The 5th year of the WARC Prize for Asian Strategy 2015 was held in Mumbai on Thursday evening. More than 135 campaigns from across the region entered the 2015 Prize, with half of the shortlisted entries hailing from India.
A panel comprising of Sonal Dabral, Chairman and Chief Creative Officer, DDB Mudra Group, Ajay Kakar, CMO, Aditya Birla Group, Partha Sinha, Managing Director, South Asia, Publicis and Jyoti Bansal, Managing Director at PHD India spoke on the topic ‘The future of strategy in India’ at the event.

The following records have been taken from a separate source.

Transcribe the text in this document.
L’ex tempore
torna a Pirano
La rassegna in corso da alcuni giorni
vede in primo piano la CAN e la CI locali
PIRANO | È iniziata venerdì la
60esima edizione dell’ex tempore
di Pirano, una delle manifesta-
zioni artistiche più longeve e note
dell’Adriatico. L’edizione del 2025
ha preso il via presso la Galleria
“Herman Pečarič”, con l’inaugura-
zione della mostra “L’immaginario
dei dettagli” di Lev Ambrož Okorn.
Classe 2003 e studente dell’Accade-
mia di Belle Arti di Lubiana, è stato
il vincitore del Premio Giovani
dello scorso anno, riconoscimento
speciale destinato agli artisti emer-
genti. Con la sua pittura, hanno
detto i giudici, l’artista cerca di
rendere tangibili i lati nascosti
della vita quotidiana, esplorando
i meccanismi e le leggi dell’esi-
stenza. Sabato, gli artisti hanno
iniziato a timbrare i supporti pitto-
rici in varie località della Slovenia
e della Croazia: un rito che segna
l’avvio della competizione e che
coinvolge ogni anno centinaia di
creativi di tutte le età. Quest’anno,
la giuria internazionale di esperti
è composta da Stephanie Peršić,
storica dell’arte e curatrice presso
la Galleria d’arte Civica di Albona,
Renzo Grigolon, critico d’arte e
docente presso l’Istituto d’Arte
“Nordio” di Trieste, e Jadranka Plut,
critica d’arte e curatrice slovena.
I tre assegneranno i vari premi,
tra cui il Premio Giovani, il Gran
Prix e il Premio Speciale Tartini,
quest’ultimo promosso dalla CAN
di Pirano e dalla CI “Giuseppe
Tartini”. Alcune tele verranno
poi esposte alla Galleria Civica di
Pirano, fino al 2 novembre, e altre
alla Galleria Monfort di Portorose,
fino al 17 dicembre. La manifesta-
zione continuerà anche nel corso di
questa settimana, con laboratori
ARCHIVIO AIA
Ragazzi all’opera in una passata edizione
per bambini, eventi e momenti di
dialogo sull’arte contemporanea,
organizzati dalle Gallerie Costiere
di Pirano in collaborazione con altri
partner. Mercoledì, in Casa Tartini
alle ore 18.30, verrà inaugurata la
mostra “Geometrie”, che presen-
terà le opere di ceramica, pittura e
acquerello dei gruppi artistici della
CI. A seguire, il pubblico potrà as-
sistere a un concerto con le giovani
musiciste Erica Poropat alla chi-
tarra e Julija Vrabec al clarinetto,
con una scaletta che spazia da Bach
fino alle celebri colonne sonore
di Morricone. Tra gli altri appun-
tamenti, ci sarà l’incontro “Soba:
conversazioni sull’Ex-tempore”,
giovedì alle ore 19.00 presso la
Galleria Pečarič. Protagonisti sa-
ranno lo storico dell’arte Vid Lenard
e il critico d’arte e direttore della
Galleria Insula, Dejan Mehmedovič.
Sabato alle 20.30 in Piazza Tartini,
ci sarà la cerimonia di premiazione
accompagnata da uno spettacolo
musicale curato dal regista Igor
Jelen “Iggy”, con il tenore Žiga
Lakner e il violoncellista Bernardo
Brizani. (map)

Dabral kick-started the session, by pointing out that the strength of the Indians as compared to the many western counterparts, lies in its thinking. “Right from the time, we grow up; we have been taught how to be strategic. We have a huge population, with paucity of things, for e.g. there are six brothers and only one sweet to be shared, even for education, the seats are limited. So I think as a race, we are better strategic thinkers. If we go back to our 100 years of culture, there are many myths and legends, which actually make us, think that there, are many dimensions to the problem. So a strategic planner should start to dissect a problem in many dimensions and that would help them to arrive at the right solution. Strategic planning on one hand, can be very complex and on the other hand, quite liberating,” he said.
Kakar highlighted the strength of the Indian strategy in three points. Firstly, the complexity of the market, secondly, the pressure of the budget and finally the Indian or the New Media spirit to win. He pointed, “When there is a scarcity, then there is a burning desire and the strategy seems to be the easiest path. It acts as the perfect tool”
Role of a Strategist:
According to Sinha, the ratio itself is so scary; so there was no choice but to be good. What is important is strategic planning practice and not strategic planning discipline. There are basically three types of brands- culture laggards, culture current and culture leading. Most brands are culture laggards, therefore the role of a strategist is to try and get brands and culture as close to each other.
Dabral elaborated, “The most difficult role in any advertising agency is that of a strategist. To come up with a right strategy, is far more difficult than coming up with a good creative. It is only a good strategic thought, which leads to a great creative platform. In India, we have grown in the midst of millions of deities, different forms of folk music, thousand year old art and Bollywood, which is melodramatic. So when a strategist sits with a problem, his mind is a bank of so many different influences, that the job of this person is to be able to commit to and stand by a simple sharp strategy.”
Whose responsibility is it to be effective?
Partha pointed that, in order to be effective, one can’t start by saying that that I want to be effective, instead one should start with the notion that I want to be right. Effectiveness at the starting point can be wrong. I will not necessarily, hold the strategist or the planner responsible if something is not effective. But the custodian of effectiveness should be both the client and the agency together.
Echoing similar thoughts, Dabral agreed that it is the combined responsibility of both. Any creative approach, unless it is effective, it is not creative. A creative can be great, but it may not work, if the strategy based on, was crap.
Challenges and opportunities of Strategy:
Elaborating on the challenges, Bansal from PHD highlighted, “The job is to stay focussed and stay true to what the consumers want. It is about the right ways to connect, rather than touching numerous touch points. One of the challenges, which we deal with on a regular basis, is that clients look at strategy as an answer to every problem you have in the market.”
Dabral cited, “The biggest opportunity is that, there is so much available in terms of technology and also in terms of what we can do, to be able to come up with the right strategy for various channels. The task is to not get lost in the plethora of channels.”
Kakar said, “The planners have not got the respect they deserve, it is the creatives, who are the Madonna. We believe in duos, I have not seen a creative-planner Jodi who have shared the limelight together in recent times”
Talking about the opportunities, Sinha pointed, “Finally, people have accepted that there is nothing given and they have started asking fundamental questions. They have started accepting that toolification is only a presentation device and not a thinking device. On the other hand, challenges come in the form of the idea of restraint, you should remember, that you are talking to human beings and not androids. Communication today, is based on ROI- Return on Investment, but instead, they should be based on Return on Ideas.”